Is it the fastest rig in der verold? No. We’re not even sure it’s the fastest in the Tri-State area, but for $3,000, you’re getting Intel’s best and a DX11 card that’s actually almost as fast as the dual-GPU 5970 card.
In the end, despite a couple configuration issues, the Paladin F is a solid machine and a darn good value.
Quiet; affordable; room to expand.
Incredibly small main partition; could use a second GPU.

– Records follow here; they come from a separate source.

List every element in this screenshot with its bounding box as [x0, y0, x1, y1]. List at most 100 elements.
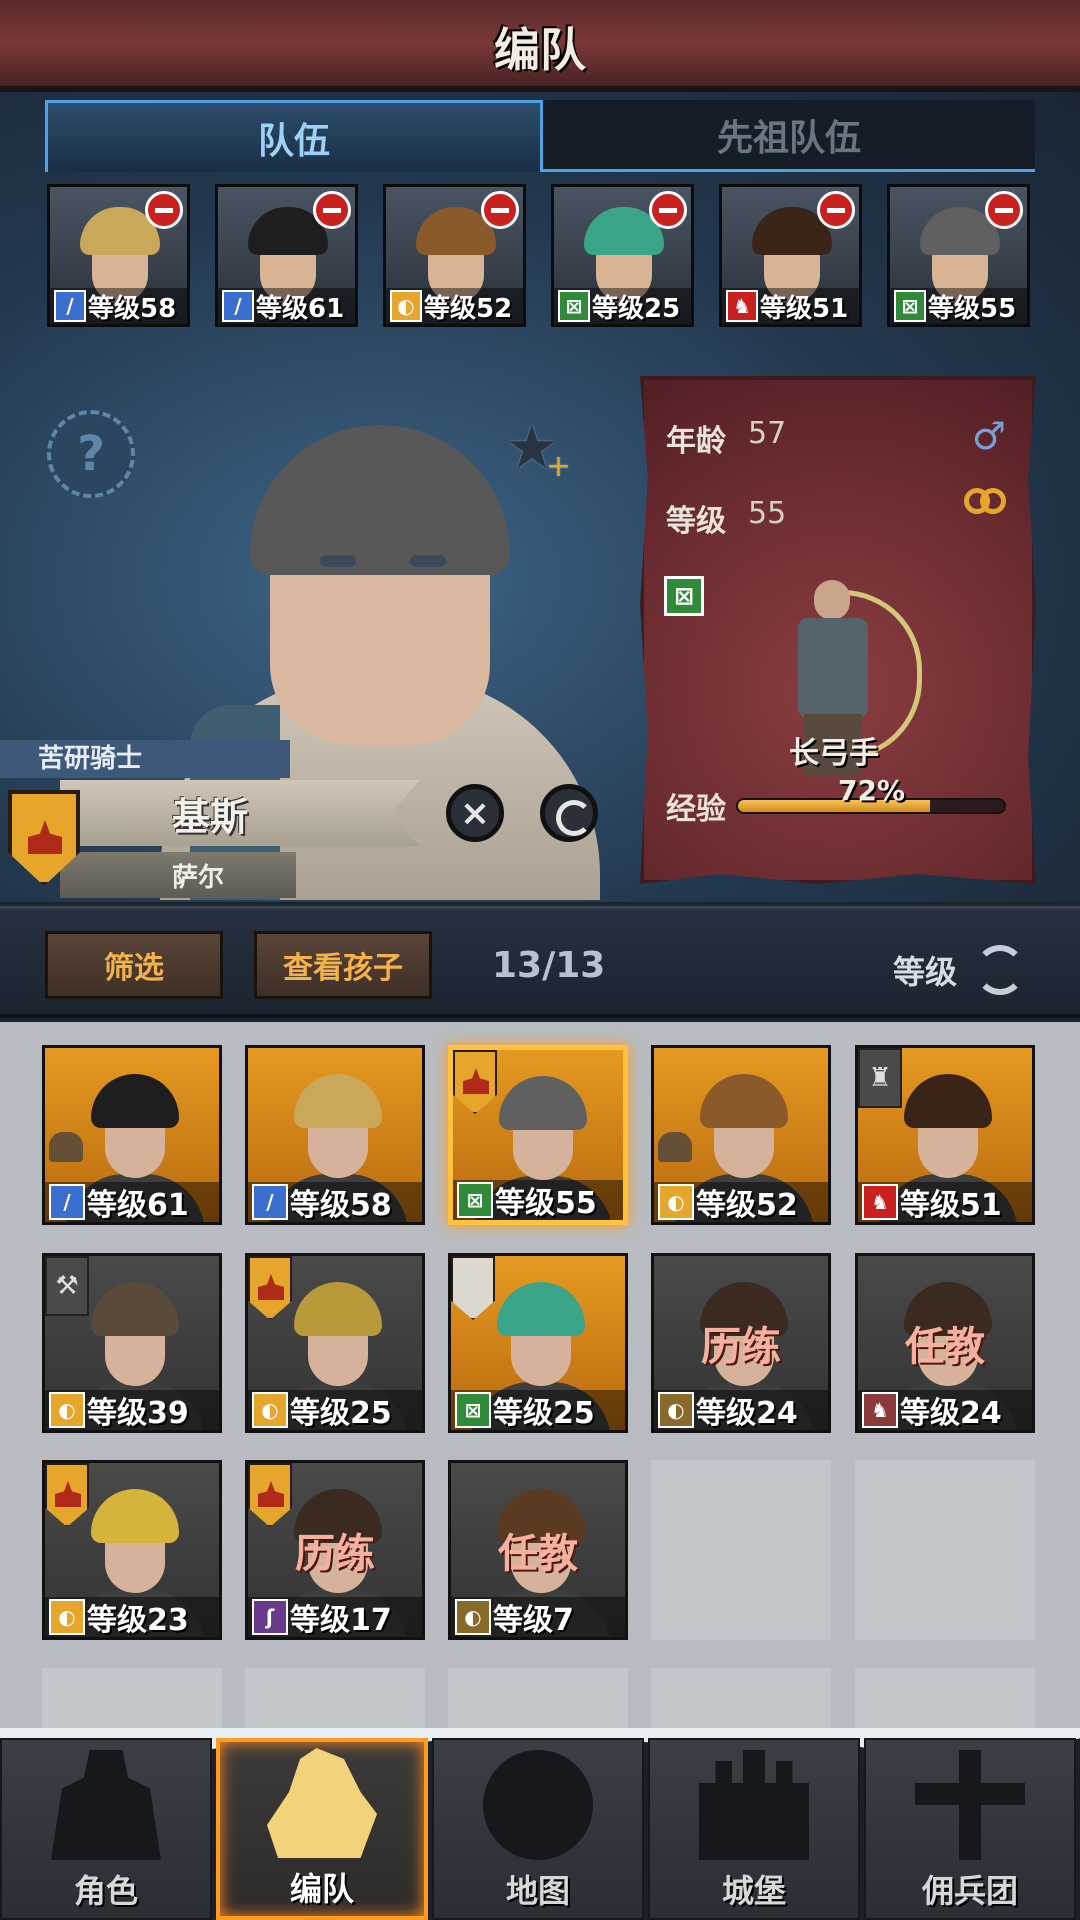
hero-level: 等级51 [900, 1188, 1002, 1223]
hero-level: 等级39 [87, 1396, 189, 1431]
tab-ancestor-team[interactable]: 先祖队伍 [543, 100, 1035, 172]
hero-level-bar: ♞ 等级24 [858, 1390, 1032, 1430]
empty-roster-slot [651, 1668, 831, 1728]
roster-hero-slot[interactable]: ⊠ 等级55 [448, 1045, 628, 1225]
hero-level-bar: ⊠ 等级55 [453, 1180, 623, 1220]
roster-hero-slot[interactable]: ◐ 等级23 [42, 1460, 222, 1640]
hero-name-banner[interactable]: 基斯 [60, 780, 420, 846]
banner-icon [915, 1750, 1025, 1860]
roster-hero-slot[interactable]: ⚒ ◐ 等级39 [42, 1253, 222, 1433]
hero-level-bar: ◐ 等级23 [45, 1597, 219, 1637]
roster-hero-slot[interactable]: ◐ 等级52 [651, 1045, 831, 1225]
shield-icon: ◐ [49, 1392, 85, 1428]
helmet-icon [267, 1748, 377, 1858]
member-level-bar: ♞ 等级51 [722, 288, 859, 324]
roster-hero-slot[interactable]: ⊠ 等级25 [448, 1253, 628, 1433]
remove-member-icon[interactable] [649, 191, 687, 229]
empty-roster-slot [651, 1460, 831, 1640]
member-level: 等级52 [424, 293, 513, 324]
beast-icon: ♞ [862, 1392, 898, 1428]
stats-panel: 年龄 57 ♂ 等级 55 ⊠ 长弓手 经验 72% [640, 376, 1036, 884]
empty-roster-slot [448, 1668, 628, 1728]
roster-hero-slot[interactable]: 任教 ♞ 等级24 [855, 1253, 1035, 1433]
hero-level: 等级25 [493, 1396, 595, 1431]
member-level: 等级51 [760, 293, 849, 324]
hero-level: 等级24 [696, 1396, 798, 1431]
nav-label: 地图 [505, 1872, 570, 1910]
exp-label: 经验 [666, 792, 726, 827]
team-member-slot[interactable]: ⊠ 等级25 [551, 184, 694, 327]
hero-level: 等级17 [290, 1603, 392, 1638]
remove-member-icon[interactable] [313, 191, 351, 229]
remove-member-icon[interactable] [145, 191, 183, 229]
roster-hero-slot[interactable]: 历练 ʃ 等级17 [245, 1460, 425, 1640]
hero-level-bar: ◐ 等级7 [451, 1597, 625, 1637]
age-value: 57 [748, 416, 787, 451]
shield-icon: ◐ [49, 1599, 85, 1635]
member-level: 等级58 [88, 293, 177, 324]
hero-name: 基斯 [171, 794, 248, 839]
hero-status: 任教 [905, 1324, 985, 1370]
rename-icon[interactable] [540, 784, 598, 842]
sort-refresh-icon[interactable] [975, 945, 1025, 995]
hero-level-bar: ʃ 等级17 [248, 1597, 422, 1637]
hero-level: 等级55 [495, 1186, 597, 1221]
roster-hero-slot[interactable]: ♜ ♞ 等级51 [855, 1045, 1035, 1225]
nav-label: 城堡 [721, 1872, 786, 1910]
bow-icon: ⊠ [457, 1182, 493, 1218]
sword-icon: / [54, 290, 86, 322]
nav-label: 角色 [73, 1872, 138, 1910]
exp-row: 经验 72% [666, 774, 1006, 828]
hero-level-bar: / 等级58 [248, 1182, 422, 1222]
roster-hero-slot[interactable]: / 等级61 [42, 1045, 222, 1225]
roster-hero-slot[interactable]: 历练 ◐ 等级24 [651, 1253, 831, 1433]
filter-button[interactable]: 筛选 [45, 931, 223, 999]
remove-member-icon[interactable] [985, 191, 1023, 229]
nav-item-1[interactable]: 编队 [216, 1738, 428, 1920]
beast-icon: ♞ [726, 290, 758, 322]
shield-icon: ◐ [252, 1392, 288, 1428]
roster-grid: / 等级61/等级58 ⊠ 等级55 ◐ 等级52 ♜ ♞ 等级51 ⚒ ◐ 等级39 ◐ 等级25 ⊠ 等级… [0, 1022, 1080, 1728]
sword-icon: / [252, 1184, 288, 1220]
roster-hero-slot[interactable]: 任教 ◐ 等级7 [448, 1460, 628, 1640]
hero-level: 等级23 [87, 1603, 189, 1638]
nav-item-4[interactable]: 佣兵团 [864, 1738, 1076, 1920]
remove-member-icon[interactable] [817, 191, 855, 229]
married-rings-icon[interactable] [964, 488, 1008, 520]
nav-item-3[interactable]: 城堡 [648, 1738, 860, 1920]
member-level-bar: ⊠ 等级25 [554, 288, 691, 324]
age-row: 年龄 57 [666, 416, 786, 460]
team-member-slot[interactable]: ♞ 等级51 [719, 184, 862, 327]
tab-team[interactable]: 队伍 [45, 100, 543, 172]
shield-icon: ◐ [390, 290, 422, 322]
empty-roster-slot [855, 1460, 1035, 1640]
sword-icon: / [49, 1184, 85, 1220]
sword-icon: / [222, 290, 254, 322]
hero-level: 等级24 [900, 1396, 1002, 1431]
view-children-button[interactable]: 查看孩子 [254, 931, 432, 999]
team-member-slot[interactable]: / 等级58 [47, 184, 190, 327]
filter-bar: 筛选 查看孩子 13/13 等级 [0, 906, 1080, 1018]
roster-hero-slot[interactable]: ◐ 等级25 [245, 1253, 425, 1433]
hero-level-bar: ⊠ 等级25 [451, 1390, 625, 1430]
dismiss-icon[interactable]: × [446, 784, 504, 842]
age-label: 年龄 [666, 424, 726, 459]
hero-level: 等级61 [87, 1188, 189, 1223]
roster-count: 13/13 [492, 945, 606, 986]
shield-icon: ◐ [658, 1392, 694, 1428]
class-name: 长弓手 [789, 736, 879, 771]
helmet-icon [49, 1132, 83, 1162]
sort-label[interactable]: 等级 [893, 947, 957, 993]
team-member-slot[interactable]: ◐ 等级52 [383, 184, 526, 327]
nav-item-2[interactable]: 地图 [432, 1738, 644, 1920]
hero-title: 苦研骑士 [0, 740, 290, 778]
team-member-slot[interactable]: ⊠ 等级55 [887, 184, 1030, 327]
hero-house-banner: 萨尔 [60, 852, 296, 898]
help-icon[interactable]: ? [47, 410, 135, 498]
roster-hero-slot[interactable]: / 等级58 [245, 1045, 425, 1225]
tab-bar: 队伍 先祖队伍 [45, 100, 1035, 172]
team-member-slot[interactable]: / 等级61 [215, 184, 358, 327]
nav-item-0[interactable]: 角色 [0, 1738, 212, 1920]
member-level-bar: ⊠ 等级55 [890, 288, 1027, 324]
remove-member-icon[interactable] [481, 191, 519, 229]
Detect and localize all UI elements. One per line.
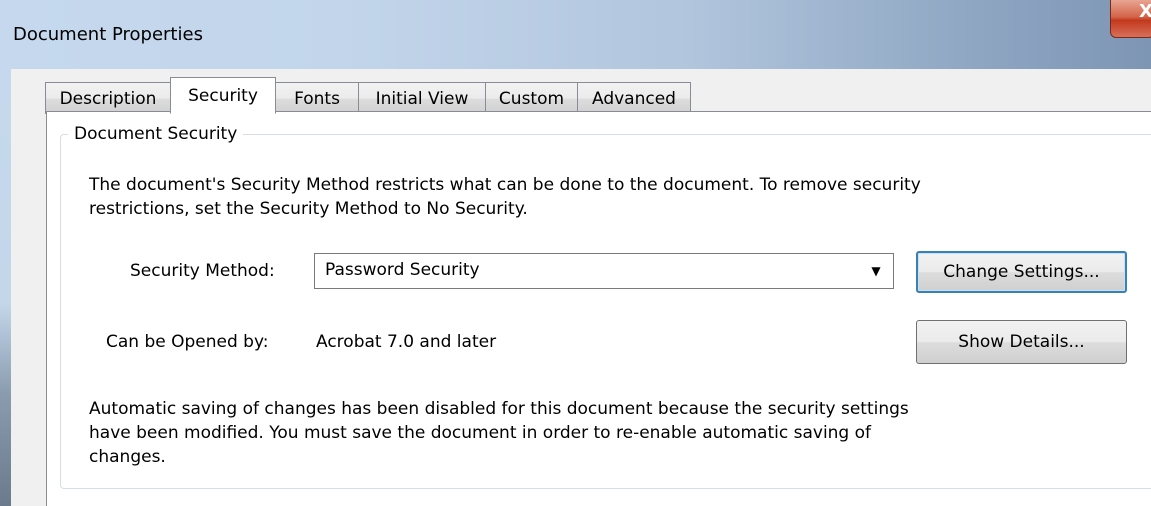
title-bar[interactable]: Document Properties X (0, 0, 1151, 69)
notice-line-3: changes. (89, 447, 166, 467)
auto-save-notice: Automatic saving of changes has been dis… (89, 397, 909, 469)
tab-label: Description (59, 88, 157, 109)
tab-bar: Description Security Fonts Initial View … (45, 77, 691, 114)
tab-custom[interactable]: Custom (485, 82, 578, 114)
window-title: Document Properties (13, 24, 203, 45)
chevron-down-icon[interactable]: ▼ (859, 254, 893, 288)
tab-label: Security (188, 85, 258, 106)
tab-fonts[interactable]: Fonts (275, 82, 359, 114)
window-frame-left (0, 0, 11, 506)
opened-by-label: Can be Opened by: (106, 332, 269, 352)
tab-security[interactable]: Security (170, 77, 276, 114)
tab-label: Advanced (592, 88, 676, 109)
group-title: Document Security (68, 124, 244, 144)
close-icon: X (1139, 1, 1151, 22)
tab-initial-view[interactable]: Initial View (358, 82, 486, 114)
notice-line-2: have been modified. You must save the do… (89, 423, 872, 443)
security-method-value: Password Security (325, 260, 480, 280)
show-details-label: Show Details... (958, 332, 1085, 352)
tab-label: Fonts (294, 88, 340, 109)
security-method-label: Security Method: (130, 261, 275, 281)
notice-line-1: Automatic saving of changes has been dis… (89, 399, 909, 419)
change-settings-label: Change Settings... (943, 262, 1100, 282)
intro-line-1: The document's Security Method restricts… (89, 175, 921, 195)
close-button[interactable]: X (1110, 0, 1151, 38)
tab-advanced[interactable]: Advanced (577, 82, 691, 114)
tab-label: Custom (498, 88, 565, 109)
security-method-dropdown[interactable]: Password Security ▼ (314, 253, 894, 289)
security-intro: The document's Security Method restricts… (89, 173, 921, 221)
tab-description[interactable]: Description (45, 82, 171, 114)
show-details-button[interactable]: Show Details... (916, 320, 1127, 364)
intro-line-2: restrictions, set the Security Method to… (89, 199, 528, 219)
change-settings-button[interactable]: Change Settings... (916, 251, 1127, 293)
opened-by-value: Acrobat 7.0 and later (316, 332, 497, 352)
tab-label: Initial View (375, 88, 469, 109)
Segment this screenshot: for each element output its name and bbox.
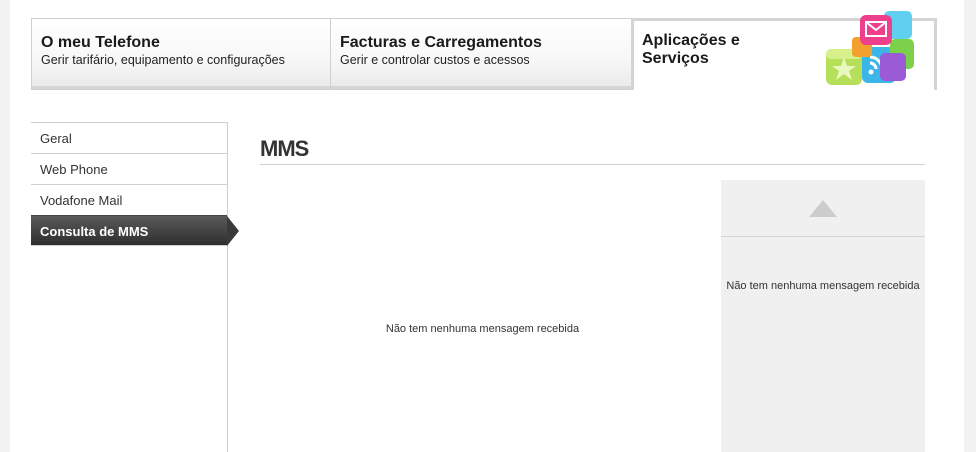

|Processor||Intel 3.33GHz Core i7-980X (OC’d to 3.8GHz) with Acetek 550LC cooler |
|Mobo ||Gigabyte GA-X58A-UD5 |
|RAM||6GB Kingston DDR3/1600 in tri-channel mode |
|Videocard ||GeForce GTX 480 |
|Soundcard ||Onboard Realtek |
|Storage ||Two Kingston 30GB SSDNow V Series, 1.5TB Seagate Barracuda|
|Optical ||LG Blu-ray combo drive |
|Case/PSU ||Zalman GS1000 Plus / 1000 Watt PSU |
|Zero Point ||iBuypower Paladin F |
|Vegas Pro 9 (sec)||3,049 ||2,273|
|Lightroom 2.6 (sec) ||356 ||309 |
|ProShow 4 (sec) ||1,112||947 |
|Reference 1.6 (sec) ||2,113 ||1,553 |
|S.T.A.L.K.E.R.: CoP (fps)||42 ||32.3 (-23%) |
|Far Cry 2 (fps) ||114.4 ||87.7 (-23%) |
Our current desktop test bed consists of a quad-core 2.66GHz Core i7-920 overclocked to 3.5GHz, 6GB of Corsair DDR3/1333 overclocked to 1,750MHz, on a Gigabyte X58 motherboard. We are running an ATI Radeon HD 5970 graphics card, a 160GB Intel X25-M SSD, and the 64-bit version of Windows 7 Ultimate.